Però, al netto dei meritati riconoscimenti, l’avanzata di Omicron ha mostrato una della grandi criticità italiane, un po’ rimossa negli scorsi mesi e tornata d’attualità con la nuova variante: l’incapacità di tracciare e sequenziare il virus. “E’ una cosa che abbiamo fatto male”, ammette l’immunologo: “A differenza della Gran Bretagna, per esempio, noi non avevamo strutture predisposte a questo scopo, e non ce le siamo date. Ora però stiamo correndo ai ripari, con un debito di mesi, ma lo stiamo facendo.
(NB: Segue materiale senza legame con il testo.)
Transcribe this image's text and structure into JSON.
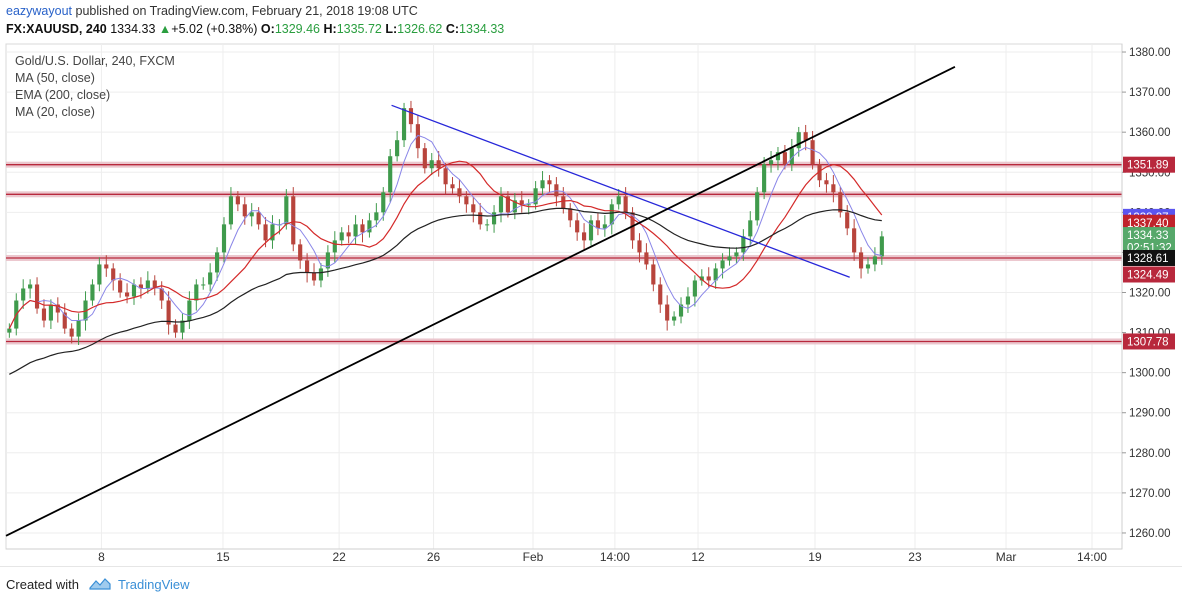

E’ una dinamica che paghiamo con il ritardo con cui ci arrivano i dati e dobbiamo fidarci di quelli degli altri paesi”. Intende dire che questa mancanza può avere influito anche sulla nostra risposta a Omicron? “No, non sarebbe cambiato nulla”, risponde sicuro Abrignani, che conclude spiegando che l’Italia, sin dalla comparsa dei primi casi, ha reagito come se la nuova variante fosse già quella predominante, al netto degli scarsi sequenziamenti. “Ci comportiamo come se avessimo già tracciato decine di migliaia di casi”.